Basic mathematical operations

You can apply the following basic mathematical operations, using MimArith():

  • You can add, subtract, multiply, divide, AND, NAND, OR, XOR, NOR, or XNOR two images or an image and a constant.

  • You can negate, take the absolute value, NOT, square, square root, or cube the image.

  • You can perform the trigonometric atan2(x, y) function using the first image for the X-coordinates and the second image for the Y-coordinates.

  • You can copy a constant to the entire result buffer.

For example, for a surveillance application, you can extract the constant background from the grabbed image and display only changes in the image. The following example shows how this can be done.
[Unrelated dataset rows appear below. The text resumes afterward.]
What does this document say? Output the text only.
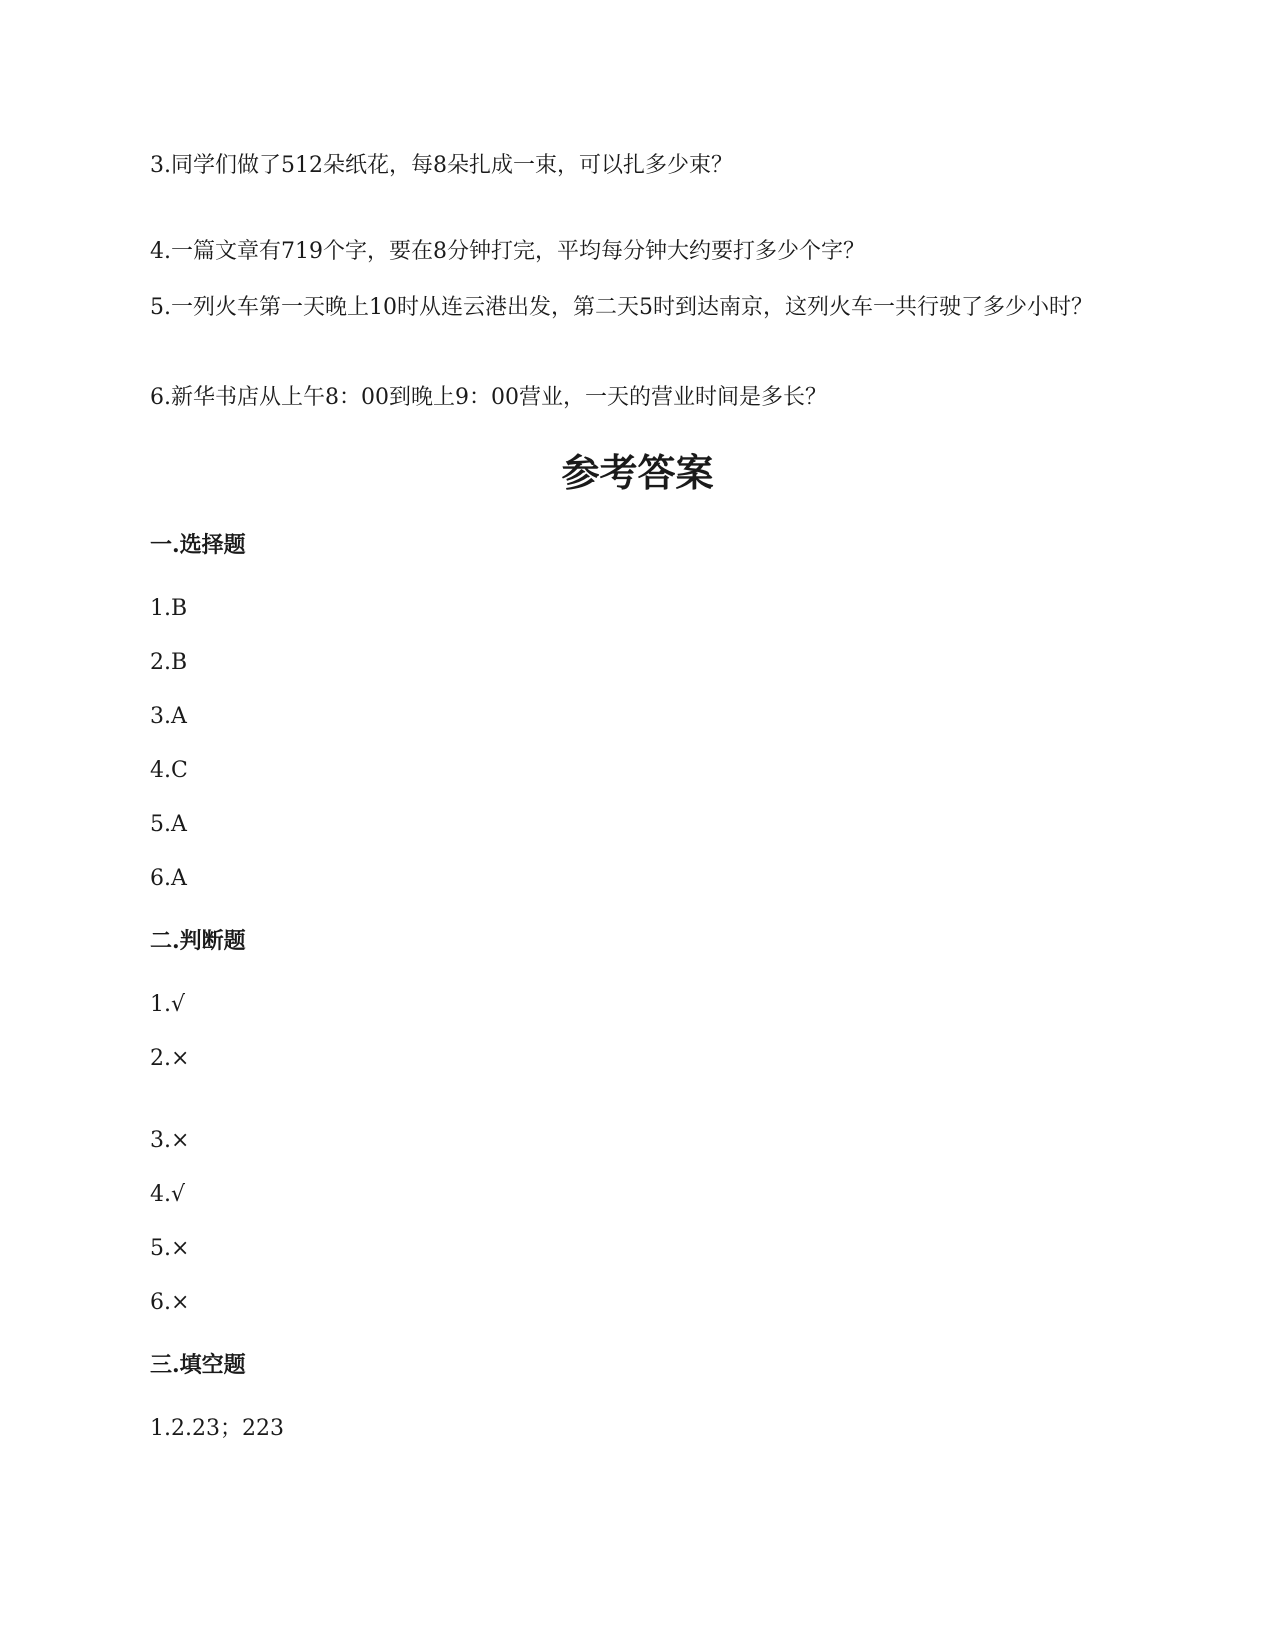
3.同学们做了512朵纸花，每8朵扎成一束，可以扎多少束？

4.一篇文章有719个字，要在8分钟打完，平均每分钟大约要打多少个字？

5.一列火车第一天晚上10时从连云港出发，第二天5时到达南京，这列火车一共行驶了多少小时？

6.新华书店从上午8：00到晚上9：00营业，一天的营业时间是多长？

参考答案
一.选择题

1.B

2.B

3.A

4.C

5.A

6.A

二.判断题

1.√

2.×

3.×

4.√

5.×

6.×

三.填空题

1.2.23；223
MimArith(GrabImage, BackgroundImage, MilImage, M_SUB_ABS);

The basic mathematical operations are point-to-point, that is, they apply the specified operator on individual pixel values in a source image or on pixels at corresponding locations in two source images and do not depend on neighboring values.
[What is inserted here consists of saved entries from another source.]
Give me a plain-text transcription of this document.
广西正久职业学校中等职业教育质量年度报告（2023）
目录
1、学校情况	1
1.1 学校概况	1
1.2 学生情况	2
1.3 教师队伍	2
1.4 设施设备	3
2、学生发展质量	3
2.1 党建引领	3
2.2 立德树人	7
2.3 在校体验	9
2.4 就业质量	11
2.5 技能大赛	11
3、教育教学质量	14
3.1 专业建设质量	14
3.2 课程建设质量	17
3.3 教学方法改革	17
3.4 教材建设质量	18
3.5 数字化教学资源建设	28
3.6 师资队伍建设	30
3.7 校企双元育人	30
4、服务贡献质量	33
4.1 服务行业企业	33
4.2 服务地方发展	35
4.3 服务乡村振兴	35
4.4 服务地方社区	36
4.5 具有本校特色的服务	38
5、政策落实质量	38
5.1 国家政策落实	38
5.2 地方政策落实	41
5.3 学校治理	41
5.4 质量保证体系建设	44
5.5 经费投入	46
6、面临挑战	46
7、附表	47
Computing the integral of an image

You can also use MimArith() to take the integral of an image. Calculating the integral of the image allows you to quickly calculate the summation of pixels in a rectangular area. Each pixel in the integral image contains the total sum of the pixels in the rectangular section of the source defined by the pixel (0, 0) and itself, inclusively. This is known as the inclusive integral of the image. The following image demonstrates a source image and its corresponding integral image. Notice how the value at (2, 2) in the integral image equals the sum of pixels in the source image from (0, 0) to (2, 2).

Once the integral image has been computed, you can use it to quickly calculate the summation of pixel values in a selected area of pixels in the source image. To do so, you subtract the summation of the area above and to the left of the selected area from the summation of the area (0, 0) to the bottom-right pixel of the selected area; then, add the summation of the area until the top left-most pixel bordering the selected area. The latter is done to account for the overlap of the subtracted regions. Essentially, this means looking at four points of reference in the integral image. The following image illustrates how you can perform this quick calculation, as well as a selected area in the source image, and its corresponding location in the integral image.
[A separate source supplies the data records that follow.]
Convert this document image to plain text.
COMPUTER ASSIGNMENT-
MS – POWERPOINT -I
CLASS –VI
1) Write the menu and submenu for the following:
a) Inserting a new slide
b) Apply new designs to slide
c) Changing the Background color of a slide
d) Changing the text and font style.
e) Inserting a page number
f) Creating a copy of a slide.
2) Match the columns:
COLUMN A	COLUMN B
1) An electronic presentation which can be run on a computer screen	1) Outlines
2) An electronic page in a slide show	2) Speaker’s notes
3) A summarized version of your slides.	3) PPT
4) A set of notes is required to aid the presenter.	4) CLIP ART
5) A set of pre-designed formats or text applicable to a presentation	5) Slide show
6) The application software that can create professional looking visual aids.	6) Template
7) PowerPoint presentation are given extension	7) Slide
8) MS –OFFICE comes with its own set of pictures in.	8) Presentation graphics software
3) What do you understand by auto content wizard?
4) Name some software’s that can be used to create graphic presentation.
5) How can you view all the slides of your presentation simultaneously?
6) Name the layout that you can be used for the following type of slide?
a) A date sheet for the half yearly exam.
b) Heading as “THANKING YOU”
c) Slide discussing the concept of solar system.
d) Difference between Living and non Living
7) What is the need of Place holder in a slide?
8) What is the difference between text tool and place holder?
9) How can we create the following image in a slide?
Therefore, the sum of the selected area above is 31.

The calculation of the integral image can be done in constant time, and in some cases, it is more efficient to calculate the integral of the entire image when you need to obtain the sum of multiple rectangular regions of pixels in an image, instead of calculating the sum of those specific areas individually.

Mapping an image

You can perform complex operations (such as scaling and logarithms) on an image buffer, using MimLutMap(). This function performs the operation simply by mapping the source image buffer through a specified lookup table (LUT) and storing results in the specified destination image buffer.

You allocate a LUT buffer, using MbufAlloc1d(), specifying the buffer attribute as M_LUT. You can assign mapping values to it by copying custom data from an array into it, using MbufPut1d(). You can also generate data directly into a LUT buffer according to a specified function, using MgenLutFunction(). If you simply want to invert the image or set the image to a constant, you can alternatively use MgenLutRamp().